María es nuestro modelo
También podemos buscar en María un ejemplo perfecto de esta comprensión de la hospitalidad como un llamado al servicio amoroso. Después de recibir a Cristo en la concepción, María se apresura a servir a Isabel, quien la recibe con los brazos abiertos, reconociendo a su santo huésped. Uno sólo puede imaginar la compañía y el consuelo que se brindaron mutuamente, quienes se habían convertido en anfitrionas de la manera más íntima de los bebés en sus úteros.
Más tarde, en Belén, María continuó acogiendo a los extraños y compartiendo el don de su hijo. Aunque ella y José no encontraron alojamiento para ellos en Belén, María recibió a los pastores y a los reyes magos que querían recibir a Jesús sin preocuparse por su entorno ni preocuparse por qué comida servir. Cuando ella y su familia tuvieron que huir a Egipto, ella confió en la generosidad de otros para proteger a su familia del alcance mortal de Herodes.
El milagro de las bodas de Caná demuestra aún más el corazón generoso y hospitalario de María. Se apiada del anfitrión de la boda y le pide a Jesús que lo ayude. Su sensibilidad ante la necesidad de continuar la fiesta nupcial refleja la importancia de la comunión y la fiesta en presencia del Esposo. Y la respuesta de Jesús muestra no sólo su respeto por su Madre sino también su comprensión de la naturaleza sagrada de la hospitalidad. Cuando toma agua corriente y elabora buen vino, nos muestra cuánto puede hacer incluso con lo poco que le ofrecemos.
¡Venga!
Afortunadamente, está reviviendo la idea de que la hospitalidad es una virtud. El continuo éxito de la Jornada Mundial de la Juventud ha enseñado a muchas personas acerca de las gracias que se reciben al acoger a extraños y recibir hospitalidad. En honor a la Jornada Mundial de la Juventud, casas particulares, parroquias, comunidades religiosas y organizaciones civiles abren sus puertas a peregrinos y forasteros, siguiendo la tradición de culturas ancestrales, dando la bienvenida a los viajeros extranjeros sin rechistar. Como observó el Papa Benedicto XVI en Colonia: "Es hermoso que en tales ocasiones la virtud de la hospitalidad, que casi ha desaparecido y es una de las virtudes originales del hombre, se renueve y permita el encuentro entre personas de todos los estados de vida".

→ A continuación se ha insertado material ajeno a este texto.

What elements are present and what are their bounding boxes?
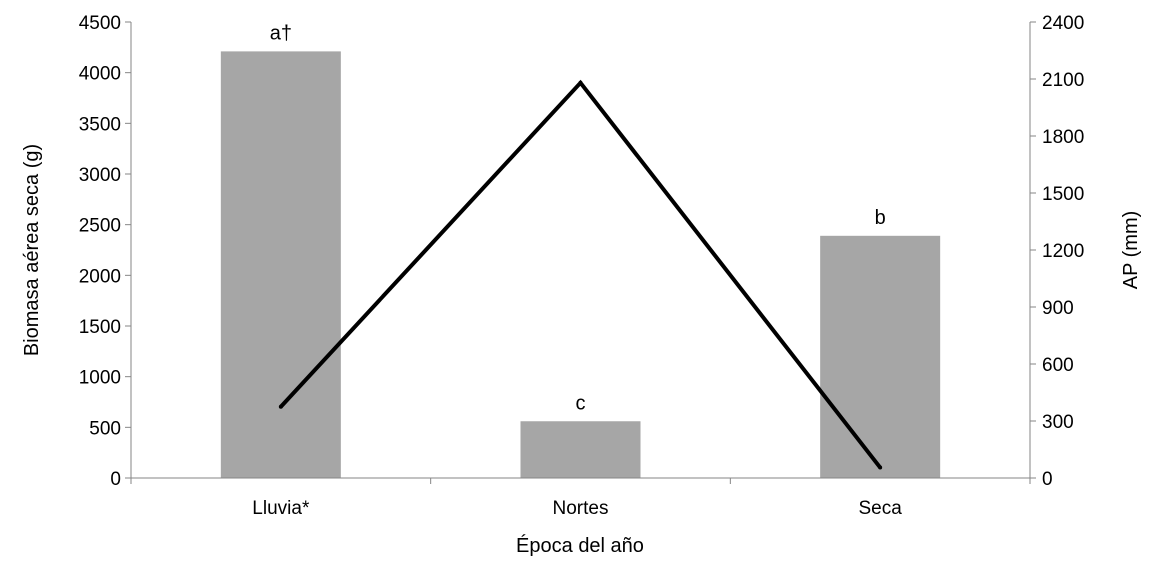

Entonces, ¿cómo ser un buen anfitrión? Jeffrey Tucker ofrece fantásticos consejos en su artículo “Los católicos dan las mejores fiestas” en la edición de julio-agosto de 2001 de Crisis, disponible en www.crisismagazine.com/julaug2001/feature2.htm.
También debemos tener presente lo que dijo Juan Pablo II: “Sólo quien ha abierto su corazón a Cristo puede ofrecer una hospitalidad que nunca sea formal o superficial, sino identificada por la 'mansedumbre' y la 'reverencia' (cf. 1 P. 3: 15)."
Nuestros hogares y nuestras iglesias deben ser lugares donde todos se sientan como en casa. Los huéspedes nunca deben sentir que están causando un trabajo extra indebido. En resumen, lo único que realmente se necesita para ser un excelente anfitrión es un corazón amoroso, un oído abierto y unos ojos que vean a Cristo en cada persona que cruza el umbral.